People now have shorter attention spans than goldfish — and our always-on portable devices may be to blame, a new study suggests. The study from Microsoft draws on surveys of more than 2,000 Canadians who played games online in order to determine the impact that pocket-sized devices and the increased availability of digital media and information are having on everyday life. Researchers also did in-lab monitoring, using electroencephalograms (EEGs) to monitor brain activity of 112 people. Among the findings of the 54-page study was that, thanks to our desire to always be connected, people can multi-task like never before. However, our attention spans have fallen from an average of 12 seconds in the year 2000 to just eight seconds today.

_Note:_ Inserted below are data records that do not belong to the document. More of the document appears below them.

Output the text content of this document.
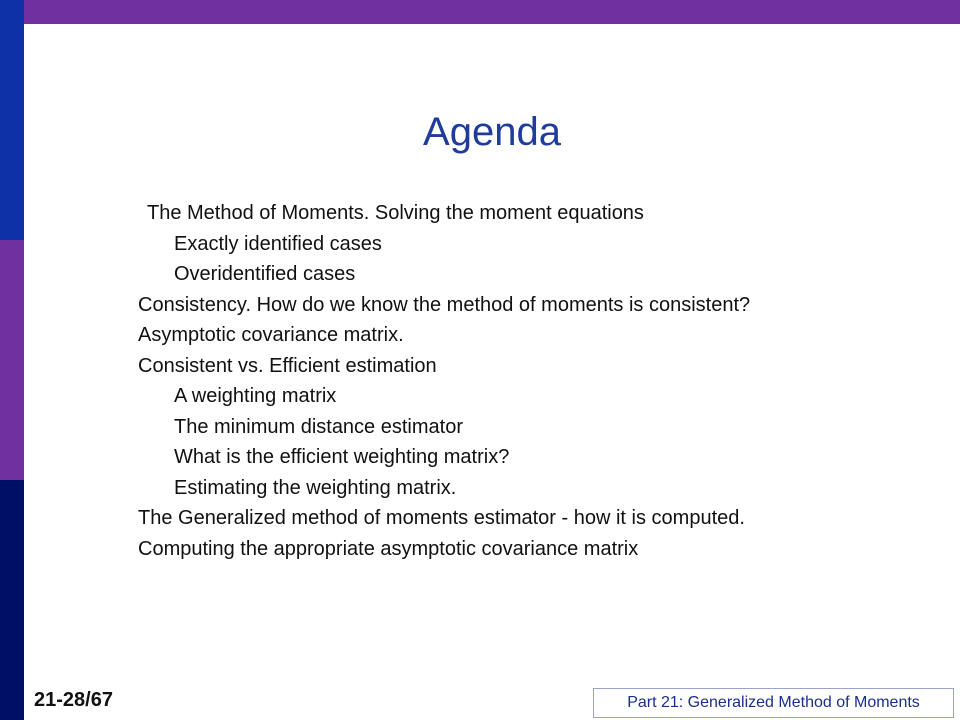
Agenda
The Method of Moments. Solving the moment equations
Exactly identified cases
Overidentified cases
Consistency. How do we know the method of moments is consistent?
Asymptotic covariance matrix.
Consistent vs. Efficient estimation
A weighting matrix
The minimum distance estimator
What is the efficient weighting matrix?
Estimating the weighting matrix.
The Generalized method of moments estimator - how it is computed.
Computing the appropriate asymptotic covariance matrix
21-28/67	Part 21: Generalized Method of Moments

A goldfish is believed to have a nine-second attention span on average, the study says. “Canadians with more digital lifestyles (those who consume more media, are multi-screeners, social media enthusiasts, or earlier adopters of technology) struggle to focus in environments where prolonged attention is needed,” reads the study. “While digital lifestyles decrease sustained attention overall, it’s only true in the long-term. Early adopters and heavy social media users front load their attention and have more intermittent bursts of high attention. They’re better at identifying what they want/don’t want to engage with and need less to process and commit things to memory.”

Microsoft’s data is supported by similar findings released by the National Centre for Biotechnology Information and the National Library of Medicine in the U.S. Among the most concerning findings of the study is our declining ability to sustain our focus during repetitive activities: 44% of respondents said they had to concentrate really hard to stay focused on tasks, while 37% said they were unable to make the best use of their time, forcing them to work late evenings and or weekends.